Je suis conservateur; je récuse la notion et le contenu du progrès que nous imposent l’économisme, le capitalisme devenu pervers en sa forme délirante, – dé-lirante pour parler le langage de la déconstruction -, la forme financière. Financier, il devient destructeur.

Je rejoins Houellebecq:

« la conséquence inéluctable de ce qu’on appelle le progrès (sur tous les plans : économique, politique, scientifique, technologique), c’est l’auto­destruction ».

Le capitalisme est un ensemble de lois du mouvement économique parmi lesquelles figurent les impératifs de maximisation du profit, la contrainte de réinvestir le surplus et le besoin systématique d’augmenter la productivité du travail et de développer les forces de production. 

Le capitalisme est dur, et il a un prix.

La capitalisme est une forme de domination, personne ne peut le contester.
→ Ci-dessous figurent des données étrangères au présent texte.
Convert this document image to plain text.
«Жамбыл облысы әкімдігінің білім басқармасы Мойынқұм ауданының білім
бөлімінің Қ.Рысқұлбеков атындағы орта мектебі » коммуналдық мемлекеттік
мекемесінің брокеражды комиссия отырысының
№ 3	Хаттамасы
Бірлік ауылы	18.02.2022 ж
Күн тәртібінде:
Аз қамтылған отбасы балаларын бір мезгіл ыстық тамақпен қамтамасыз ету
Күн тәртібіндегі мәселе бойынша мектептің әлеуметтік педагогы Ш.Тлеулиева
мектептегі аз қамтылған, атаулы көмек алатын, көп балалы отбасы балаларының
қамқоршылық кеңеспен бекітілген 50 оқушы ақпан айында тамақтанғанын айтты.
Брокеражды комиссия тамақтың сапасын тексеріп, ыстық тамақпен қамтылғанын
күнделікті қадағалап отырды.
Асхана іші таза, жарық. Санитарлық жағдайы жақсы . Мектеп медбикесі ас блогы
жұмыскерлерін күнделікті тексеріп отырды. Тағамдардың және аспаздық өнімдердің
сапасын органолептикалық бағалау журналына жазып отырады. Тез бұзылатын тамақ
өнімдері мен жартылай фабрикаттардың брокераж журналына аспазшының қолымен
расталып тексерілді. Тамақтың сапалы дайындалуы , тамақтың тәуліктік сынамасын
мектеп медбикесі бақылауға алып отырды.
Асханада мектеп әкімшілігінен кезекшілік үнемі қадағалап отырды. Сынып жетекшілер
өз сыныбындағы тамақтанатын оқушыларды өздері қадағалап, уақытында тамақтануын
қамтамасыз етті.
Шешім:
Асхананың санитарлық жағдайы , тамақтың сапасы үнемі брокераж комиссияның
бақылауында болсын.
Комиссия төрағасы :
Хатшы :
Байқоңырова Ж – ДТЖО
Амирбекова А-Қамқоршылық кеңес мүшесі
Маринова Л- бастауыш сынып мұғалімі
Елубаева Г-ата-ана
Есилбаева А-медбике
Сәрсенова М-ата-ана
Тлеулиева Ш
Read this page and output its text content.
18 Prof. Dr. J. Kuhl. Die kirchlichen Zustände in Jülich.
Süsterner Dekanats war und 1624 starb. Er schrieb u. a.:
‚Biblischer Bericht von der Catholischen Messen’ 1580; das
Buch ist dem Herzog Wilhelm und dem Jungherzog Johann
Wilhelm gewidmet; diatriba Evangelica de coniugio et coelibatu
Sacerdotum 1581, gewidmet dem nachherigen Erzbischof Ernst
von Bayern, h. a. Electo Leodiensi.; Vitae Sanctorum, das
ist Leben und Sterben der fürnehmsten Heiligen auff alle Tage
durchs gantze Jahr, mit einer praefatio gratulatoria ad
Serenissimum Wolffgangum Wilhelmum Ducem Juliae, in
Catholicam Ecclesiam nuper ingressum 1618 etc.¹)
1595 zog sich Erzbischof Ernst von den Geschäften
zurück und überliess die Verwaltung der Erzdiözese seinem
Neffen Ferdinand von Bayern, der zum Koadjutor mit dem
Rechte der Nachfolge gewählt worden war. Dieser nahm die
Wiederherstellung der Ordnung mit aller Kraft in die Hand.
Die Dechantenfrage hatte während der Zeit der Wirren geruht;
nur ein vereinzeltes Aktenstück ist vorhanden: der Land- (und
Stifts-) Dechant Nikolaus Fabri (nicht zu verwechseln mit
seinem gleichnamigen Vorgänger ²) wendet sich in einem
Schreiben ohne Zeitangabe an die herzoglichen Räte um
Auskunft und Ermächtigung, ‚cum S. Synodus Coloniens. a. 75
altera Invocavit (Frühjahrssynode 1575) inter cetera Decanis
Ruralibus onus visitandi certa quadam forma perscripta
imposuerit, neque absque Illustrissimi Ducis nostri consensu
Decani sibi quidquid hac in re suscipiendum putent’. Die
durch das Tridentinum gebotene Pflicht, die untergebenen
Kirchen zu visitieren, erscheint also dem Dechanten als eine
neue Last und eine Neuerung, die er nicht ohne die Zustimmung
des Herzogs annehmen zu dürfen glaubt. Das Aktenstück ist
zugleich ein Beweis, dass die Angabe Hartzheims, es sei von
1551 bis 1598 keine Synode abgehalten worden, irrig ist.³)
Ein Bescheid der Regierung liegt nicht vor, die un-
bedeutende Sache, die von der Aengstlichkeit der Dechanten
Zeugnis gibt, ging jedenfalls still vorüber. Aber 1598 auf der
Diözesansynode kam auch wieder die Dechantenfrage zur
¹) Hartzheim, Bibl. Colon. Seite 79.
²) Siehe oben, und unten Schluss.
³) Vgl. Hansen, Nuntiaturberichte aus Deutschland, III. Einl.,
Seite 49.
Il impose une certaine conception du progrès. Tolérable jusqu’à un certain point.

Mais quand il fonde sa domination sur des coercitions, sur des contraintes extra-économiques, des reprogrammations du sujet humain et la destruction de nos sociétés, je dis que le prix est trop élevé, qu’il cesse d’être légitime.

Le prix à payer pour son progrès, , le sien, tel qu’il le définit est trop élevé.

Houellebecq.

Je regarde de toutes parts, et je ne vois partout qu’obscurité

J’emprunte mon titre à Pascal (Pensées, 229) parce que je me lance dans l’écriture de ce texte non pour affirmer des vérités positives, ni pour défendre des opinions, mais parce que la situation ne m’offre rien « qui ne soit matière de doute et d’inquiétude », comme l’écrit Pascal dans la phrase suivante.

En me demandant de me prononcer sur la désormais fameuse « lettre des généraux », Will Lloyd écrit avec justesse : « Ce qui semble extraordinaire dans le scandale qui a suivi, c’est que si peu de gens aient mis en doute la prémisse de la lettre que la France était en train de s’effondrer. » C’est en effet surprenant. Pourquoi la France ? Pourquoi la France plutôt qu’un autre pays européen, alors qu’ils semblent dans une situation à peu près similaire, et parfois moins favorable ?

Autant le dire tout de suite, je n’ai pas résolu le mystère (et pourtant je connais la France, et pourtant je suis français). J’essaierai d’éviter de m’égarer dans des notions confuses, du genre « psychologie des peuples » ; mais ce sera difficile.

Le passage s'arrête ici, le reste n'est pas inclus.